Puccini llegó a mi vida envuelto en un retazo de franela almidonada donde gemía de frío y tristeza. Me lo regaló Angélica María, una amiga de la universidad a quien rogué varios días por el cachorro. Lo había separado de su madre con dos meses apenas, pero al poco tiempo de llevarlo al cuarto donde vivía, Puccini me dejó en claro que sería un bravucón consagrado: destrozó a dentelladas la almohada de mi cama, mordisqueó sin escrúpulos los geranios de mis maceteros y se apoderó de mis zapatos para foguearse en el oficio de la destrucción despiadada.
Era tan pequeño que cabía en la palma de mi mano y dormía plácidamente en una caja de zapatos junto a su biberón con leche y los retazos de mis cosas, que secuestraba a su antojo cada día. Yo temía que me extrañara y llorara cuando salía a trabajar como mesero de eventos por la noche. Incluso me ilusioné pensando que me recibiría frenético, meneando su colita de carnero, apabullándome a lengüetazos. Pero eso nunca ocurrió. Por el contrario, cada vez que volvía a mi cuarto por la madrugada, Puccini seguía durmiendo placidamente, indiferente a los mimos que le hacía.
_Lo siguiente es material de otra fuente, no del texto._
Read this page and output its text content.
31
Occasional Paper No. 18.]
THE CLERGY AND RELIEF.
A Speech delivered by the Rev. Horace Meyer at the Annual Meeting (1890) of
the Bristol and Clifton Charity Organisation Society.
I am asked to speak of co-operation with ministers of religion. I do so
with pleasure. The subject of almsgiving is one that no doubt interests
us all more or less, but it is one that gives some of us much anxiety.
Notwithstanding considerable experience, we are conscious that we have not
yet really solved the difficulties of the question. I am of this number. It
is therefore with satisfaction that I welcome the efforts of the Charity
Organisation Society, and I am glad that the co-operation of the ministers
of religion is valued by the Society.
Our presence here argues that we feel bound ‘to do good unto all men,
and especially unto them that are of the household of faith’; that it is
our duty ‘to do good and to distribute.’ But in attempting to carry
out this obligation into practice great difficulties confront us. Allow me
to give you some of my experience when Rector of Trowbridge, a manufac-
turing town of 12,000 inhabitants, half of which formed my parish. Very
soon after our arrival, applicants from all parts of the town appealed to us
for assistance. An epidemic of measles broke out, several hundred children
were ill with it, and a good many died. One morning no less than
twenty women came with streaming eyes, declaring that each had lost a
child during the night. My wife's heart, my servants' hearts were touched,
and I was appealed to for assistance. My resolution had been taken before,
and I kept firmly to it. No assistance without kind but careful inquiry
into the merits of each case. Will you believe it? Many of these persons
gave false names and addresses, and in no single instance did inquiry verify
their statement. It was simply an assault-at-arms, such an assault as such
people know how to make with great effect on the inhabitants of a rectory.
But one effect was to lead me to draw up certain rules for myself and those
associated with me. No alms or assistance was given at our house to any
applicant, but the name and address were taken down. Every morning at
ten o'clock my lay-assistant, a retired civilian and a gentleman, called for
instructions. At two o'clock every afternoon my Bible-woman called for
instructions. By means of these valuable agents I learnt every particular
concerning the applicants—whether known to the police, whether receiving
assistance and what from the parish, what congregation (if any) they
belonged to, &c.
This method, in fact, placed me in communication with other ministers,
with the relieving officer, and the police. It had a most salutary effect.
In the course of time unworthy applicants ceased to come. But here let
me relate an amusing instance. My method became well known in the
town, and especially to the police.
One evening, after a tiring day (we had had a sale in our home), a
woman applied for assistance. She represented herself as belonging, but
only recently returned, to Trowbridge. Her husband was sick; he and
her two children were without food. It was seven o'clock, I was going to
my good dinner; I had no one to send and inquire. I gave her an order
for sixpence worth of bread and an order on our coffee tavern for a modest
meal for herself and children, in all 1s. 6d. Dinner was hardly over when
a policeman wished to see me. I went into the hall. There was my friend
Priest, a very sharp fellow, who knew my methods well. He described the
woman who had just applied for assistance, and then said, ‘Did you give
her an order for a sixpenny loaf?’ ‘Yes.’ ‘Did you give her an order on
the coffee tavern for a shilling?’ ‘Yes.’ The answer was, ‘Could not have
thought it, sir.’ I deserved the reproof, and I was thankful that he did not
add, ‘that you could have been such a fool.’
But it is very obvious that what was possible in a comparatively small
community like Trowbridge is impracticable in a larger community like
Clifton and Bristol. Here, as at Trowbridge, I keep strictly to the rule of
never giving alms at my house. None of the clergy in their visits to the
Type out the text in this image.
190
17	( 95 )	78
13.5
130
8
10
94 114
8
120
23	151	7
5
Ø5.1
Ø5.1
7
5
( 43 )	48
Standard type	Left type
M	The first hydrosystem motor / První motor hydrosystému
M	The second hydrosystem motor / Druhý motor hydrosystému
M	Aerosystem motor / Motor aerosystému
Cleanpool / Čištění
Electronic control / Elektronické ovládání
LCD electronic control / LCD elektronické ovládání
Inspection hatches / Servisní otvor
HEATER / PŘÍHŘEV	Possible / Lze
Aprendió a ladrar durante mi ausencia. Y me lo demostró en una de esas madrugadas cuando al abrir la puerta se cuadró frente a mí con sus ojitos de aceituna inyectados de rabia, en posición de alerta, desconfiado.

PUCCHINI

Pucchini

-Pucho, ya regresé amiguito ¿seguro estás de hambre no?- le dije inclinándome para acariciarlo, pero Puccini frunció el ceño, me amenazó con sus colmillitos minúsculos y estrenó su ladrido desafiante, acusador. Cuando se cansó de rezongar se fue a su caja de zapatos mirándome de reojo, siempre alerta, vigilándome, satisfecho por su proeza.
Con los días comprendí que aquel compañero de habitación era un manipulador descarado: lloraba cuando quería que lo cargue, gruñía si se cansaba de mis caricias, me mordía cuando ansiaba su mamila y caminaba con su estampa de presumido cuando pretendía que lo saque a pasear al parque. En fin, aunque todo en él era ternura, Puccini nunca fue un cachorro complaciente conmigo.
El verano de 2009 viajé a Yauca con Puccini en mi mochila. El cachorro se la pasó mirando todo el camino por la ventana y cuando el bus pasó cerca al mar sobrecogedor de la costa, Puccini lloriqueo sin consuelo, aulló de pena y por fin me lamió la cara con ansias infinitas, como disculpándose por los desplantes que me hizo siempre.
Se lo regalé a mi madre, con quien congenió desde que lo cargó para mimarlo cuando se lo enseñé. Pero cuando iba a regresarme, Puccini mordió la mochila donde lo llevé y la arrastró hasta mis pies lloriqueando de pavor, aferrándose a mí. Aunque me dolió dejarlo, mi perrito no volvió conmigo. Días después mi madre me llamó para contármelo: Puccini había muerto de pena. Amaneció junto a la puerta de la casa de mamá, con sus ojitos de aceituna llenos de lágrimas, intentando abrir la puerta con sus colmillitos minúsculos para salir a buscarme, como lo hacía desde el día que lo dejé.